Torto arado nos transporta para um passado bastante recente, no qual podemos enxergar a brutalidade experimentada por um povo que vive esquecido pelo Estado e que continua sendo violentado de diferentes maneiras. O livro é um triste reflexo de um país que renega e tem no povo negro um potencial alvo a ser combatido. Vivemos, ou pelo menos tentamos sobreviver, num verdadeiro território antinegro.

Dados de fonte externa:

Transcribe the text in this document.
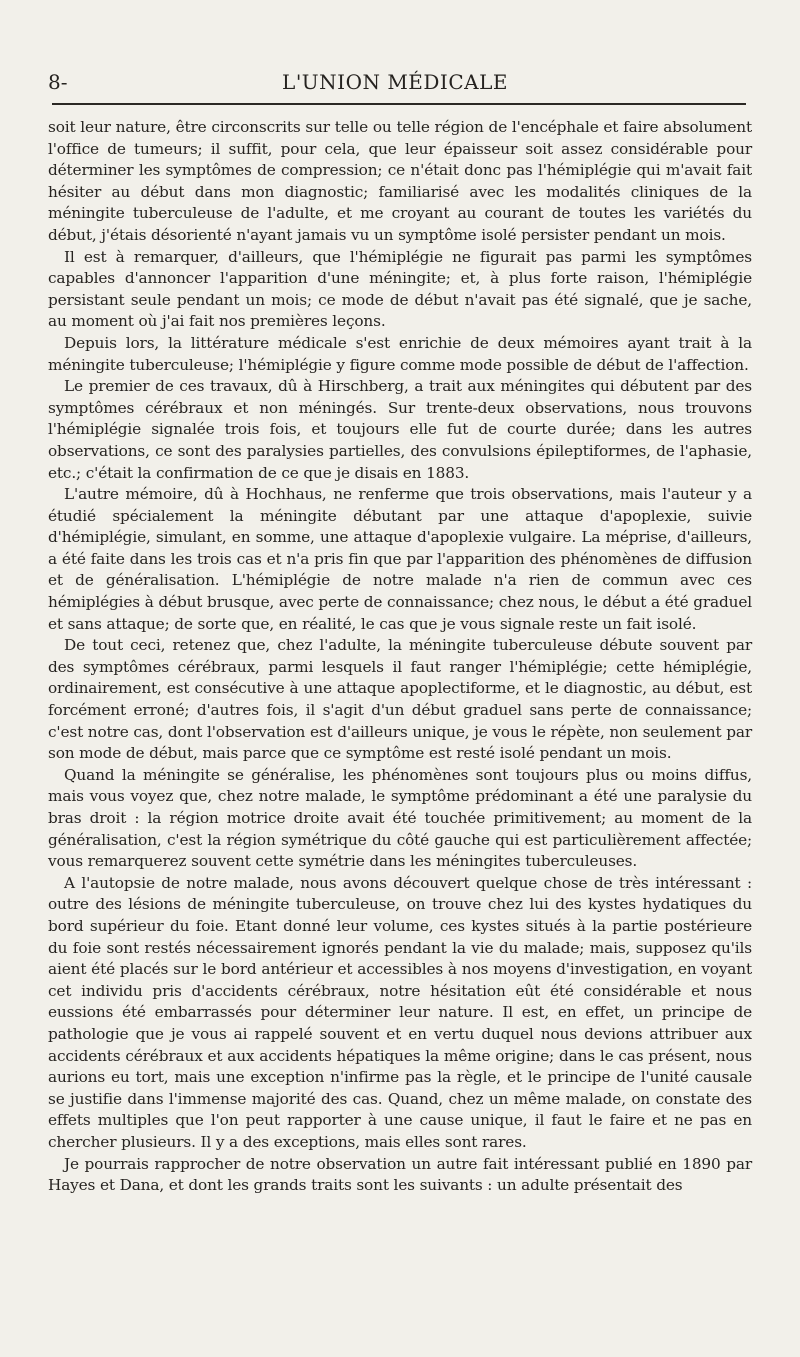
8-	L'UNION MÉDICALE

soit leur nature, être circonscrits sur telle ou telle région de l'encéphale et faire absolument l'office de tumeurs; il suffit, pour cela, que leur épaisseur soit assez considérable pour déterminer les symptômes de compression; ce n'était donc pas l'hémiplégie qui m'avait fait hésiter au début dans mon diagnostic; familiarisé avec les modalités cliniques de la méningite tuberculeuse de l'adulte, et me croyant au courant de toutes les variétés du début, j'étais désorienté n'ayant jamais vu un symptôme isolé persister pendant un mois.

Il est à remarquer, d'ailleurs, que l'hémiplégie ne figurait pas parmi les symptômes capables d'annoncer l'apparition d'une méningite; et, à plus forte raison, l'hémiplégie persistant seule pendant un mois; ce mode de début n'avait pas été signalé, que je sache, au moment où j'ai fait nos premières leçons.

Depuis lors, la littérature médicale s'est enrichie de deux mémoires ayant trait à la méningite tuberculeuse; l'hémiplégie y figure comme mode possible de début de l'affection.

Le premier de ces travaux, dû à Hirschberg, a trait aux méningites qui débutent par des symptômes cérébraux et non méningés. Sur trente-deux observations, nous trouvons l'hémiplégie signalée trois fois, et toujours elle fut de courte durée; dans les autres observations, ce sont des paralysies partielles, des convulsions épileptiformes, de l'aphasie, etc.; c'était la confirmation de ce que je disais en 1883.

L'autre mémoire, dû à Hochhaus, ne renferme que trois observations, mais l'auteur y a étudié spécialement la méningite débutant par une attaque d'apoplexie, suivie d'hémiplégie, simulant, en somme, une attaque d'apoplexie vulgaire. La méprise, d'ailleurs, a été faite dans les trois cas et n'a pris fin que par l'apparition des phénomènes de diffusion et de généralisation. L'hémiplégie de notre malade n'a rien de commun avec ces hémiplégies à début brusque, avec perte de connaissance; chez nous, le début a été graduel et sans attaque; de sorte que, en réalité, le cas que je vous signale reste un fait isolé.

De tout ceci, retenez que, chez l'adulte, la méningite tuberculeuse débute souvent par des symptômes cérébraux, parmi lesquels il faut ranger l'hémiplégie; cette hémiplégie, ordinairement, est consécutive à une attaque apoplectiforme, et le diagnostic, au début, est forcément erroné; d'autres fois, il s'agit d'un début graduel sans perte de connaissance; c'est notre cas, dont l'observation est d'ailleurs unique, je vous le répète, non seulement par son mode de début, mais parce que ce symptôme est resté isolé pendant un mois.

Quand la méningite se généralise, les phénomènes sont toujours plus ou moins diffus, mais vous voyez que, chez notre malade, le symptôme prédominant a été une paralysie du bras droit : la région motrice droite avait été touchée primitivement; au moment de la généralisation, c'est la région symétrique du côté gauche qui est particulièrement affectée; vous remarquerez souvent cette symétrie dans les méningites tuberculeuses.

A l'autopsie de notre malade, nous avons découvert quelque chose de très intéressant : outre des lésions de méningite tuberculeuse, on trouve chez lui des kystes hydatiques du bord supérieur du foie. Etant donné leur volume, ces kystes situés à la partie postérieure du foie sont restés nécessairement ignorés pendant la vie du malade; mais, supposez qu'ils aient été placés sur le bord antérieur et accessibles à nos moyens d'investigation, en voyant cet individu pris d'accidents cérébraux, notre hésitation eût été considérable et nous eussions été embarrassés pour déterminer leur nature. Il est, en effet, un principe de pathologie que je vous ai rappelé souvent et en vertu duquel nous devions attribuer aux accidents cérébraux et aux accidents hépatiques la même origine; dans le cas présent, nous aurions eu tort, mais une exception n'infirme pas la règle, et le principe de l'unité causale se justifie dans l'immense majorité des cas. Quand, chez un même malade, on constate des effets multiples que l'on peut rapporter à une cause unique, il faut le faire et ne pas en chercher plusieurs. Il y a des exceptions, mais elles sont rares.

Je pourrais rapprocher de notre observation un autre fait intéressant publié en 1890 par Hayes et Dana, et dont les grands traits sont les suivants : un adulte présentait des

Como resultado acumulamos uma serie de desvantagens traduzidas em falta de acesso a bens e direitos básicos. Os dias atuais repetem as violências que outrora foram impostas a população negra, e insiste em nos tratar como não cidadãos. O brasil que até hoje não acertou suas contas com seu povo, se pinta de democrático e finge não entender que o que acontece nos dias de hoje, tem suas raízes na constituição deste país.

As terras brasileiras são antes de mais nada, a consolidação de um projeto de superexploração e extermínio das populações indígenas e negras, e a obra de Itamar nos chama para essa conversa mais que necessária. Os latifundiários e os herdeiros do passado colonial, que se beneficiaram dos lucros da escravidão, continuam controlando o país e são os responsáveis pelas desgraças que recaem sobre nossos corpos.

Vez ou outra, temos a notícia de trabalhadores libertos em situações análogas à escravidão, demonstrando a necessidade de mais fiscalização e ações que coloquem fim a esta pratica que viola os direitos humanos. Precisamos construir em nosso horizonte a superação do verbo “resistir”, e para isso é fundamental que haja reação de nossa parte para rompermos com este ciclo vicioso.

O grande sucesso do livro de Itamar Vieira, mais que inspirador, nos coloca diante da excelente literatura produzida no país e que muitas vezes tem passado despercebida por nós.  Sua obra também serve de instrumento para aumentarmos nossa compreensão do Brasil, e para quem ainda não conhece Torto arado, deixo como convite a leitura deste livro belíssimo que faz um mergulho profundo nas feridas abertas deste país.